それをいいことにアイチくんは櫂に向き直ると、櫂が開けた袋の中へ手を突っ込み一粒のチョコレートを取り出した。

それを櫂の口へと押し込む。


(かっ……櫂の可愛い口が犯される……!)


アイチくんの指先まで櫂の口へと進入していた。

チョコのついたその指をアイチくんは自分の口へと運び舐めとる。

櫂の唾液がぁぁっ……!!


(もう我慢できません!!)


僕は木陰を飛び出した。

葉が擦れる音がするや否やアイチくんは櫂から袋を奪い、数回手を振った。


「またね、櫂くん!」

「あっ、待ちなさい、アイチくんっ!!」


追いかけようとする僕の腕を櫂に捕まれる。


「レン……!」


僕の気持ちは収まらないけど、櫂かアイチくんかといったらもちろん櫂を取るわけで、僕は櫂の髪を撫でた。

櫂のお陰で助かりましたね、アイチくん……。


「まったく、危機感無さすぎです」


僕を見上げる櫂の顔を覗き込めば、唇が若干ココアパウダーに汚れていて僕は櫂の顎に指をかけると上を向かせた。


「っ……!?」


動揺の色を帯びた櫂の瞳。

ここが公園であることなんで僕には関係ない。

僕は櫂に口付けた。

甘い……。


「んっ…………」


口内に残るチョコレートをすべて拭い去る勢いでその柔らかい唇を貪る。

歯列をなぞり、舌も吸って綺麗にしてやる。

そして唇をねぶると、櫂を解放した。


「なっ……!!」


真っ赤になった櫂は口をパクパクさせて僕を見上げていた。

公園中の視線が突き刺さっている(ような気がする)。

僕は人前だろうと公共の場であろうと全く気にならないけど櫂はこういうことで目立つのは大嫌いだ。

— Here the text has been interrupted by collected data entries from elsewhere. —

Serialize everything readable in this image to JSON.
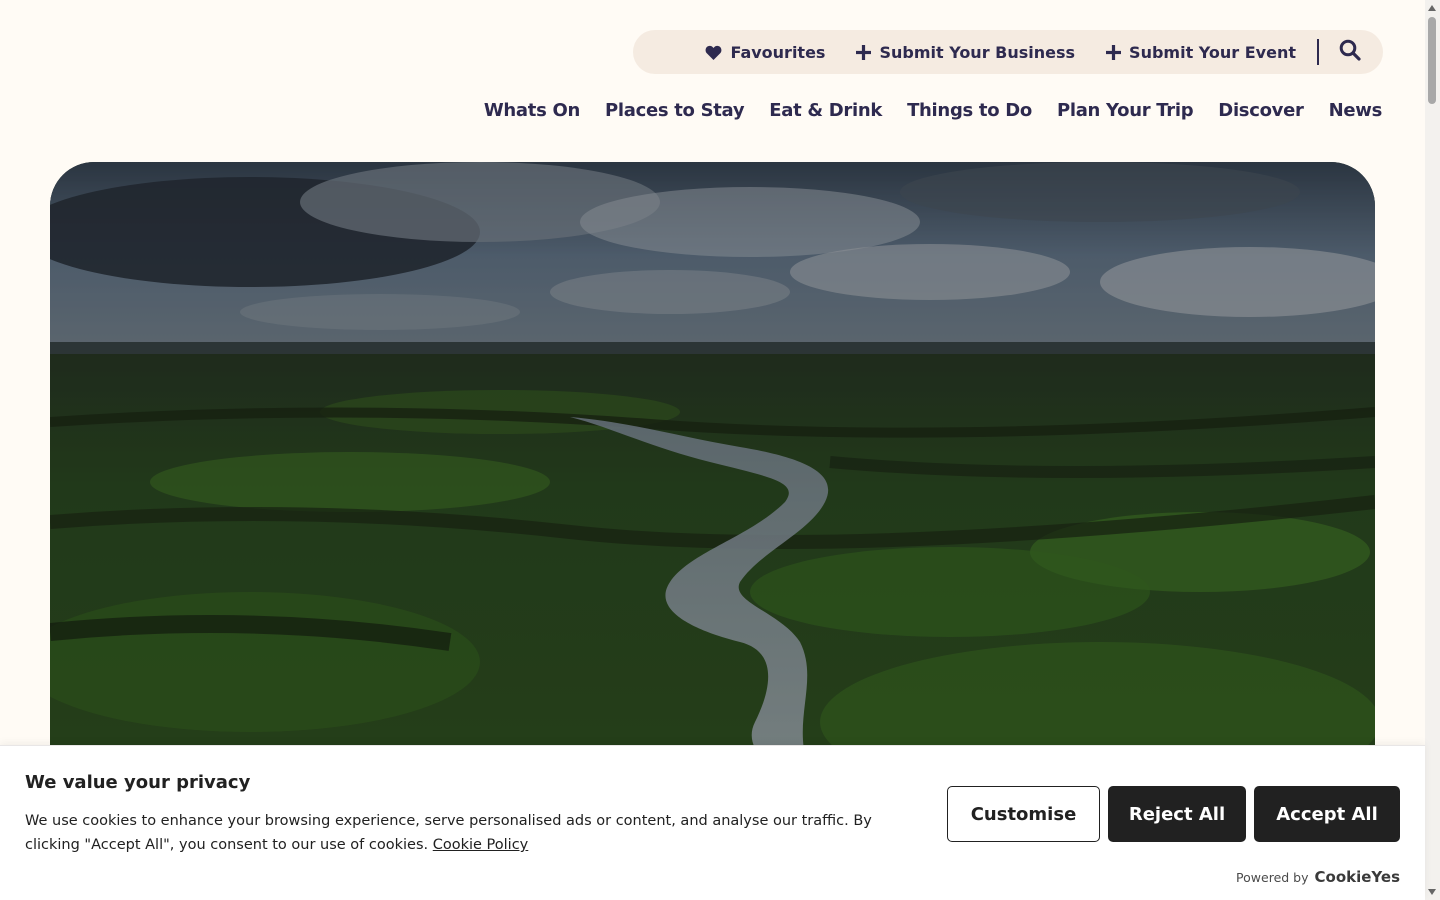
{
  "utility_nav": {
    "favourites": {
      "label": "Favourites",
      "icon": "heart-icon"
    },
    "submit_business": {
      "label": "Submit Your Business",
      "icon": "plus-icon"
    },
    "submit_event": {
      "label": "Submit Your Event",
      "icon": "plus-icon"
    },
    "search": {
      "icon": "search-icon"
    }
  },
  "main_nav": {
    "items": [
      {
        "label": "Whats On"
      },
      {
        "label": "Places to Stay"
      },
      {
        "label": "Eat & Drink"
      },
      {
        "label": "Things to Do"
      },
      {
        "label": "Plan Your Trip"
      },
      {
        "label": "Discover"
      },
      {
        "label": "News"
      }
    ]
  },
  "hero": {
    "image_subject": "aerial-river-landscape"
  },
  "cookie_banner": {
    "title": "We value your privacy",
    "body": "We use cookies to enhance your browsing experience, serve personalised ads or content, and analyse our traffic. By clicking \"Accept All\", you consent to our use of cookies.",
    "policy_link": "Cookie Policy",
    "buttons": {
      "customise": "Customise",
      "reject": "Reject All",
      "accept": "Accept All"
    },
    "powered_by": "Powered by",
    "brand": "CookieYes"
  },
  "colors": {
    "page_bg": "#fffbf5",
    "nav_text": "#2e2a4f",
    "utility_bar_bg": "#f5ebe1",
    "button_dark": "#212121"
  }
}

僕だって櫂が嫌がることはしたくないから極力気を付けてはいる。

それでも今はどうしても抑えられなかった。


「帰りますよ、櫂」


櫂の手を引いて歩き出す。

櫂は僕の手を振り払うと「自分で歩ける」と眉間に皺を寄せた。

自然と櫂のマンションへの帰路につく。

タイミングよく開かれたエレベーターへ乗り込んだ。


「…なんで、アイチくんのチョコ、食べちゃったんですか」

「どこから見ていたんだ……」

「最初からです」

「まったく……」

「なんでアイチくんの…」

「見てたんだろ?押し込まれたんだ」


チン。

櫂に続いて僕もエレベーターを出た。

玄関を開ける櫂。

部屋の中は相変わらず必要最低限なものしか揃っていなかった。

僕は座り心地のよいソファーに深く腰かける。

櫂は明かりをつけてから、ふぅ……と長い溜め息をついた。

完全に人目から断たれた安心からなのだろう。

本人は無意識なのかもしれないが、外とここでは大分表情の柔らかさが違う。

僕だけに見せる安心しきった表情。